A pessoa jurídica Aga, executada em ação trabalhista, quando citada para efetuar o pagamento da dívida, não satisfez o débito nem garantiu a execução. Nesse caso, devese penhorar os bens da empresa suficientes ao pagamento da importância da condenação, acrescida de custas processuais e juros de mora, sendo estes devidos desde a data do ajuizamento da ação.
A pessoa jurídica Delta dispensou 200 empregados, ao fechar um de seus estabelecimentos empresariais. Com base na alegação de força maior, pagou apenas metade do que pagaria a cada um de seus empregados na rescisão sem justa causa. O sindicato da categoria, como substituto processual, ajuizou reclamação trabalhista em que redargüiu a alegação de força maior e requereu a condenação da empregadora ao pagamento integral das verbas rescisórias. A referida ação trabalhista foi julgada absolutamente procedente e transitou em julgado. Oportunamente, a empresa Delta ajuizou ação rescisória. Com base nessa situação hipotética, é correto afirmar que a empresa Delta deve promover a citação de todos os 200 ex-empregados e não apenas do sindicato substituto.
Paulo, ex-empregado da pessoa jurídica A, ajuizou reclamação trabalhista contra as pessoas jurídicas A e B, alegando a existência de responsabilidade solidária em virtude de A ser controlada por B, formando assim grupo econômico.
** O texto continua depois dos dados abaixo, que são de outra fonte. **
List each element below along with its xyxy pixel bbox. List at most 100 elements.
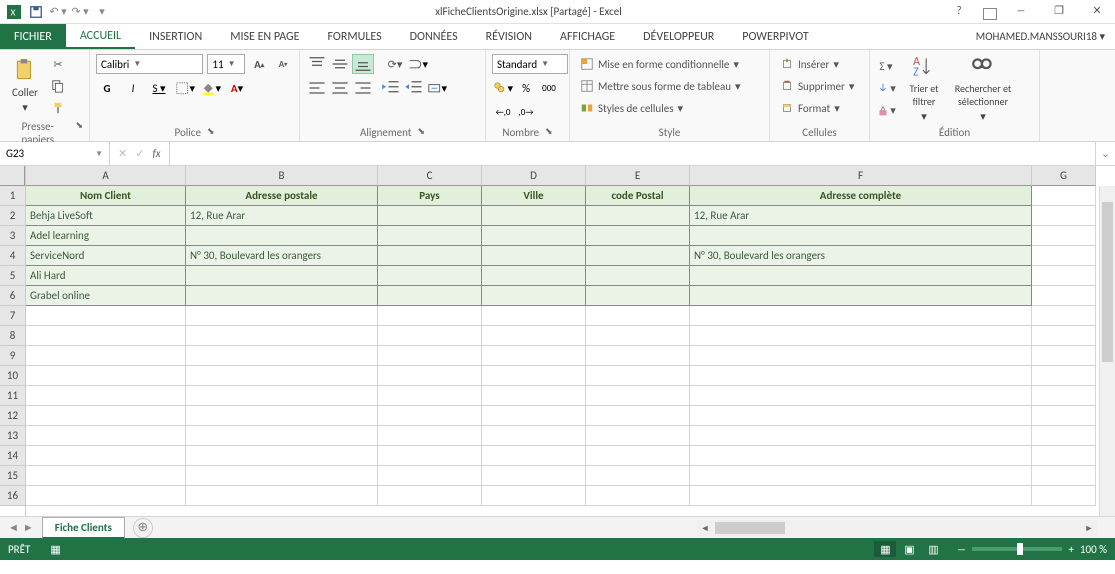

A sentença de primeira instância declarou a existência do grupo econômico e condenou A e B solidariamente ao pagamento das verbas rescisórias de Paulo, fixadas no valor de R$ 15.000,00. Não se conformando, ambas as pessoas jurídicas interpuseram recurso ordinário, e B pleiteou sua exclusão da lide, alegando inexistência de responsabilidade solidária. Nessa situação, tanto A quanto B deverão efetuar o depósito recursal no valor de R$ 4.678,13, sob pena de deserção de seus respectivos recursos.